What's in yours then?

1950's fashion
Originally uploaded by ΔSabine DavisΔ
I remember coming across a clipping when I was young that my mother had kept from a newspaper. It was an article written about her with a photograph of her standing in the street looking into her handbag. The article described what 'modern' women carry in their handbags. For the modern woman of the late 1950's she carried very similar items that we do today being lipstick, make up, hair brush, plastic explosives etc. But of course there was no technology and the humble vintage purse was not required to carry much more than your pair of matching leather gloves. Which might explain why today's handbags are either not meant to be used as the survival packs that we use them for or they are failing to do the job required. Bags today need to be compartment filled for several communication devices, they must provide for bunches of keys that would sink you to the bottom of the lake should you accidentally fall in and they must be robust enough to stand the bottom scraping of under table bar action that comes with Friday night drinks. The modern bag should be capable of slipping over the shoulder to free the hands for waving and phone talking and light enough to enable the wearer to hang onto the commuter strap on the 5:45 whiplash express ride home. So having worn my current bag into a state that can only be described as designer turned dumpster bag, my weekend will entail the shop for the new bag. Could take me some time.
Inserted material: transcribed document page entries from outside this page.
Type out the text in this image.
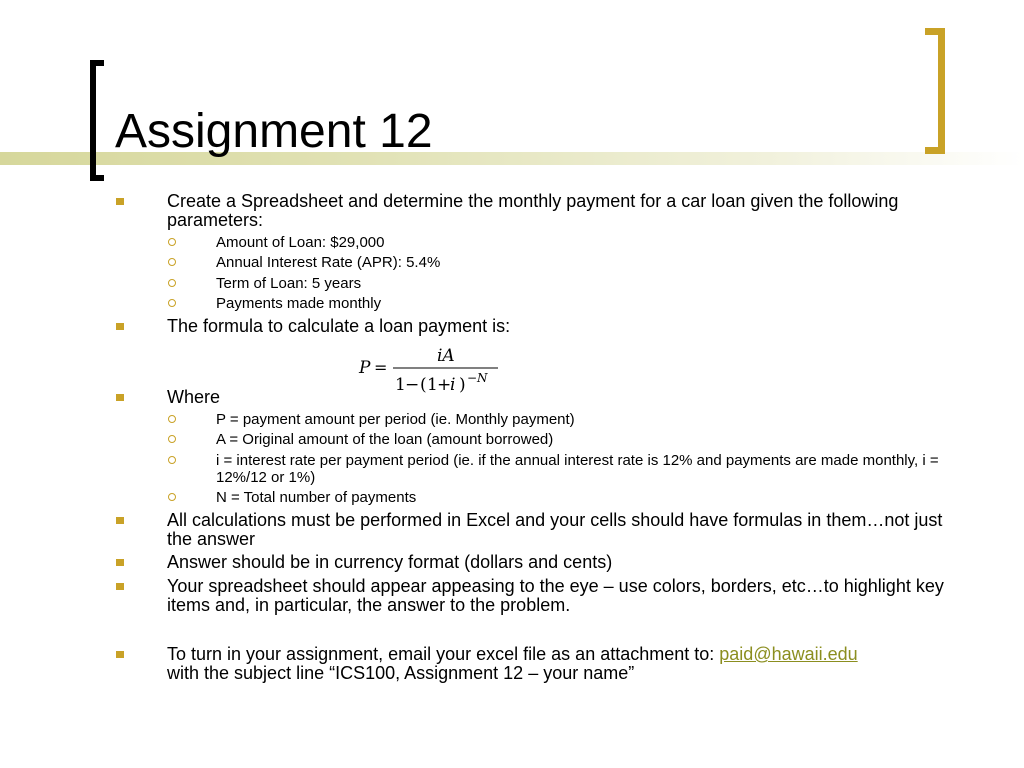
Assignment 12
Create a Spreadsheet and determine the monthly payment for a car loan given the following parameters:
Amount of Loan: $29,000
Annual Interest Rate (APR): 5.4%
Term of Loan: 5 years
Payments made monthly
The formula to calculate a loan payment is:
P =
iA
1 − ( 1 +
i ) −N
Where
P = payment amount per period (ie. Monthly payment)
A = Original amount of the loan (amount borrowed)
i = interest rate per payment period (ie. if the annual interest rate is 12% and payments are made monthly, i = 12%/12 or 1%)
N = Total number of payments
All calculations must be performed in Excel and your cells should have formulas in them…not just the answer
Answer should be in currency format (dollars and cents)
Your spreadsheet should appear appeasing to the eye – use colors, borders, etc…to highlight key items and, in particular, the answer to the problem.
To turn in your assignment, email your excel file as an attachment to: paid@hawaii.edu
with the subject line “ICS100, Assignment 12 – your name”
  1. Must admit, my little leather back pack is looking a little shabby thanks to the rigours of modern life. The bigger the bag, the more junk that seems to accumulate. Good luck with the retail therapy. A good bag is EXPENSIVE.

  2. I like the one I'm currently using. Unfortunately it was an el cheapo and is falling apart so will have to replace mine as well soon. Darn it.

  3. Backpacks leave both hands free. I have two. A falling apart junkie cheapo one that goes to work with me and gets crammed into a locker, and a smaller leather one that I use for trips to the city. I gave up on handbags and shoulder bags that made me walk lopsided when the arthritis in my neck became permanently painful, rather than just occasionally painful.